There are a range of options for mitigating tool sprawl, such as thoroughly evaluating a tool’s costs and benefits before including it in your DevOps strategy. The most effective solution is a “single pane of glass” tool that combines insights synoptically on a single dashboard.
Kubernetes Complexity
Elastic reports that organizations are increasingly turning to cloud-based solutions such as Kubernetes for their DevOps. Kubernetes can supercharge organizations with its ability to dynamically scale infrastructure as needed, eliminating the cost overheads of dedicated servers.
However, Kubernetes is complex and comes with its own set of challenges. Kubernetes’ scalable architecture comes from containerization, a paradigm in which applications are hosted in objects called containers. This means that developing in Kubernetes requires the ability to work with a lot of spinning plates.
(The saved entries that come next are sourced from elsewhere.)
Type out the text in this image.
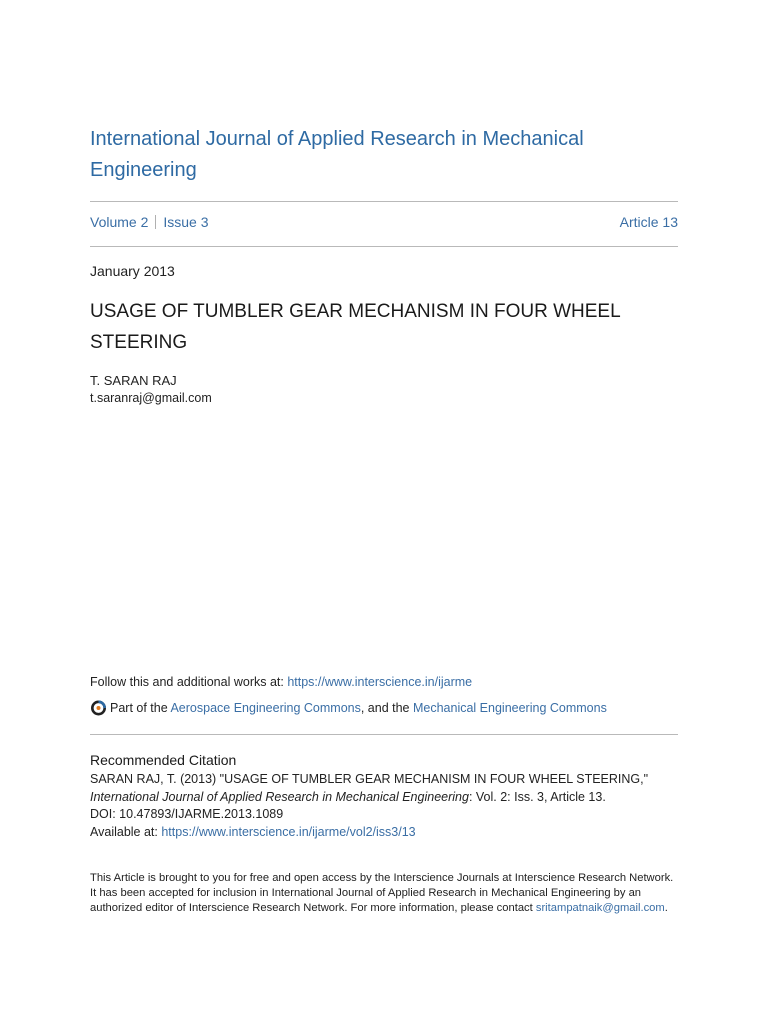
International Journal of Applied Research in Mechanical Engineering
Volume 2 Issue 3	Article 13
January 2013
USAGE OF TUMBLER GEAR MECHANISM IN FOUR WHEEL STEERING
T. SARAN RAJ
t.saranraj@gmail.com
Follow this and additional works at: https://www.interscience.in/ijarme
Part of the Aerospace Engineering Commons, and the Mechanical Engineering Commons
Recommended Citation
SARAN RAJ, T. (2013) "USAGE OF TUMBLER GEAR MECHANISM IN FOUR WHEEL STEERING,"
International Journal of Applied Research in Mechanical Engineering: Vol. 2: Iss. 3, Article 13.
DOI: 10.47893/IJARME.2013.1089
Available at: https://www.interscience.in/ijarme/vol2/iss3/13
This Article is brought to you for free and open access by the Interscience Journals at Interscience Research Network. It has been accepted for inclusion in International Journal of Applied Research in Mechanical Engineering by an authorized editor of Interscience Research Network. For more information, please contact sritampatnaik@gmail.com.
A good way to combat this is better training in organizations. Additionally, breaking down silos allows different teams to transfer knowledge.
Security Challenges
Kubernetes’ popularity brings security challenges. These can include privilege escalation, where a user manages to gain privileges such as write access, and security misconfigurations, where developers forget to change the non-secure default configurations.
There are several strategies for mitigating Kubernetes security risks. These include scoping roles to particular namespaces, using service meshes, and enhancing security with Coralogix’s Kubernetes Operator.
Beyond Kubernetes, there’s the larger issue of integrating security into an observability strategy, which is becoming a challenge for an increasing number of IT businesses. To counter this, more and more businesses are starting to incorporate observability and security monitoring under a single umbrella. Solutions such as infrastructure and application metrics can enhance security and monitoring.
Scaling Platforms
To meet the challenges posed by rising data costs and increasing cloud complexity, businesses are turning to open-source solutions. These come with their own challenges, however. According to the DevOps Pulse Report, around 30% of enterprises surveyed had problems with infrastructure management, scaling and upgrading relevant components. Because many open-source platforms require specialized knowledge to maintain, businesses have trouble sourcing the skills and expertise for them.
Tools such as OpenTelemetry can make scaling easier by integrating with platforms such as Coralogix.
Troubleshooting Data Pipeline Performance
Implementing observability requires having a reliable and high-performance pipeline for telemetry data. However, organizations using open-source platforms often have trouble monitoring and troubleshooting the performance of their data pipeline. This can impair observability as telemetry data is of lower quality.
Data engineer Abraham Alcantara suggests ten key steps to troubleshoot data pipelines successfully. These include identifying data pipeline software and infrastructure, reproducing and isolating issues and automating issue scenarios. Another strategy is to apply machine learning, such as Coralogix uses.